Barbecuing is a manly endeavor—like taking out the garbage. It dates back to the time when men were hunters and women were gatherers. Only now, instead of a woolly mammoth shot on the plains, we have pasture-raised, antibiotic-free, boneless chicken breasts bought from Whole Foods. The only hunting involved is for a parking spot on a busy Sunday.
Grilling has never been my thing and I am thankful for the very capable skills of my husband. While he mans the fire, I focus my efforts on making the perfect vinaigrette. But this division of labor has always been an irritant to my feminist side. So, it is with this desire for equality that I enter Day Five of the “Back to Basics” cooking class at The Cambridge School of Culinary Arts with Steve Nill (father of five girls!) at the helm.
Steve starts the class with a discussion of the different methods of dry heat cooking: broiling, grilling, roasting and pan-broiling. “Dry heat cooking is quick and great for tender cuts of meat,” he says. “Broiling requires a cold pan to start or the meat will stick. The thicker the meat, the further it should be away from the broiler.” Steve’s first rule for grilling is to start with a hot, clean grill. The protein will tell you when it’s ready – when you can lift it easily off the grill, it’s done. That sounds easy enough except for the “talking” protein part (maybe that’s a male thing). We learn that roasting is ideal for large cuts of meat and when pan-broiling, don’t move the meat until it is seared. Like grilling, if meat sticks to the pan it is not ready. We also learn that meat needs to have air around it during cooking, and should never be crowded in a pan.

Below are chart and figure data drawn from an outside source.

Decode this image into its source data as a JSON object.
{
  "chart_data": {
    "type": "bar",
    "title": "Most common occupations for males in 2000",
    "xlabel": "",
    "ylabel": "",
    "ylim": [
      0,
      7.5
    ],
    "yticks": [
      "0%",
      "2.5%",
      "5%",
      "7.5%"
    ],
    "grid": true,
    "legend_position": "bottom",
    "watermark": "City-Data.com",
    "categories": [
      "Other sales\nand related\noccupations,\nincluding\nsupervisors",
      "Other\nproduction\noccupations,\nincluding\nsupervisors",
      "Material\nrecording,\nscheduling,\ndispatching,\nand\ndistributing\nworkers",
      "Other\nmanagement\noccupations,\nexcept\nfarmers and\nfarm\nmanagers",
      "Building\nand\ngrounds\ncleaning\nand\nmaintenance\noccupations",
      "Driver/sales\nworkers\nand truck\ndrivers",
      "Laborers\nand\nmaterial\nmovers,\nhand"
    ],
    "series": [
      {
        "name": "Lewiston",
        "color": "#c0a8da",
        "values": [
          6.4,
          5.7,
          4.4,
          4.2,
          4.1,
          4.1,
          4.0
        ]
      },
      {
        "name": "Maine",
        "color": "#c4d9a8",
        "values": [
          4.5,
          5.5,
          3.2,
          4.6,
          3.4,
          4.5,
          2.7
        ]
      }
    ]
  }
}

Steve says that the goal of dry heat cooking is to produce meat or fish that is tender and juicy, not tough and dry. Toward that end, he suggests that meat be at room temperature before cooking. The eyes and fingers of the cook are the best tools to determine if the meat is done. If it’s rare you will see blood droplets and it will feel squishy. If it’s medium rare you will see blood coming to surface and feel a little resistance when you pinch. If it’s medium, the juice is at the surface and if you poke it, it bounces back. If it’s well done, there is no juice, and it’s stiff to the touch (corpse-like). You may go hungry, but Fido will be happy.
Next we head to the test kitchen to try our hands at dry heat cooking. My partner, Lauren and I, quickly volunteer to make the diablo skirt steak. The recipe looks simple enough: an easy marinade tossed with the meat in a big plastic bag for ½ hour. Heat the grill to high. Cook 3-4 minutes on one side and finish with 2-4 minutes on the other. Slice thinly against the grain. Seems like child’s play. Years of mastering complicated recipes ought to fill me with confidence; I’m just grilling a simple piece of meat, after all. Yet I still feel like I stepped onto someone else’s turf.

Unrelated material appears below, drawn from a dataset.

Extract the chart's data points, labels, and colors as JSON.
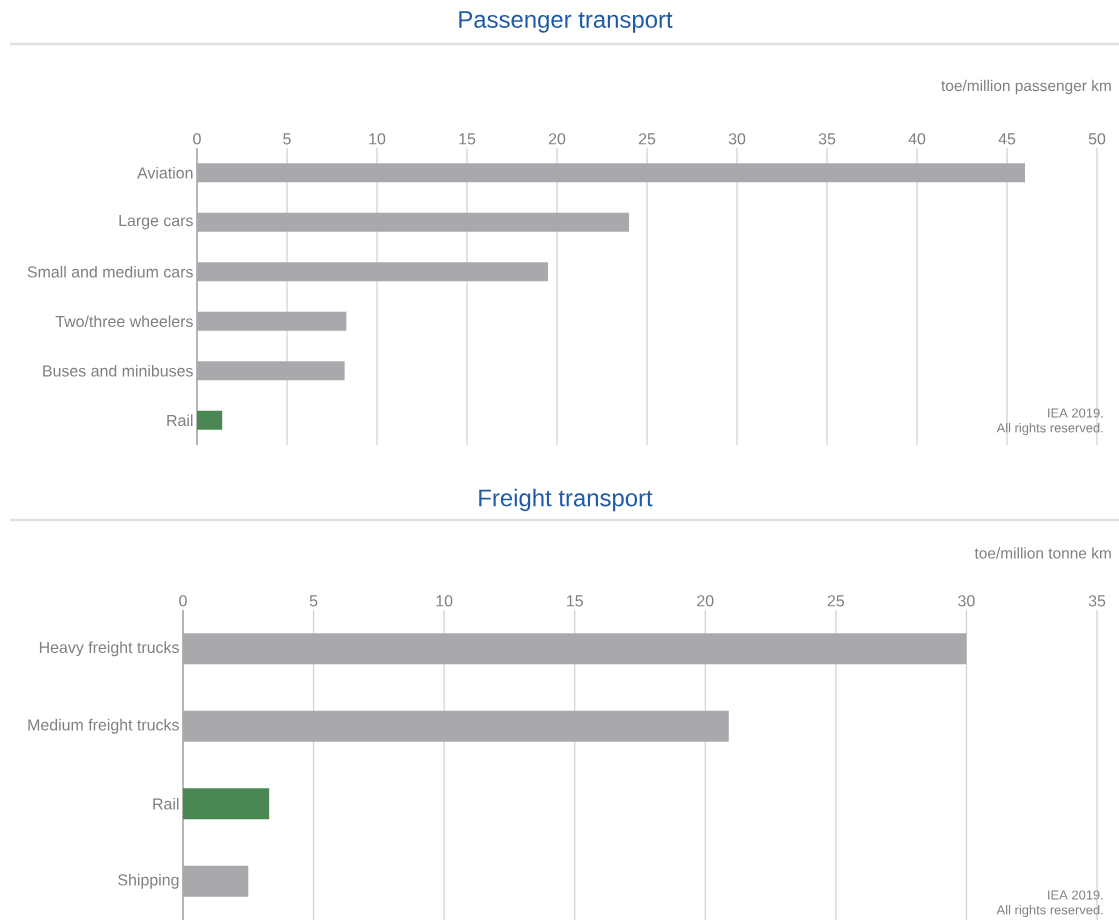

The time arrives to test my mettle. Christian, the singing chef, hovers near us for moral support. Today for some reason, his presence is unnerving. Maybe it’s because he is a dexterous griller who elevates barbecue to an art form. Or, maybe it’s because he is the proud owner of so many barbecues – including a Big Green Egg Smoker – that I feel insecure. The seconds tick away on the clock, and I poke the meat. It has been grilling for more than four minutes, and it’s still squishy. Christian suggests I flip it. Ten minutes go by, and now I can’t tell whether it is squishy, bouncing back or stiff. I think longingly of the meat thermometer I once gave my husband for Christmas that he never deigned to use. Then, Christian eyeballs my steak and exclaims, “Now!” I pull the meat off, and slice into it. It’s perfect, but I’m rattled.
Lauren and I put the steak on a warm platter with the salsa on the side and then sit down to eat. In addition to our steak, platters brim with honey spiced pork roast, Indian flavored grilled vegetables with paneer, and grilled swordfish verde. The finale – grilled cranberry-orange zinfandel bread with orange mascarpone cream – is astonishingly wonderful.
Despite my success in the test kitchen, I remain tentative about grilling and still feel the tiniest bit out of place when I’m in charge of what’s going on over the coals. A little more practice with these new skills will soon take care of that. In the meantime – and please don’t tell Gloria Steinem – husband will still man the fires in our house.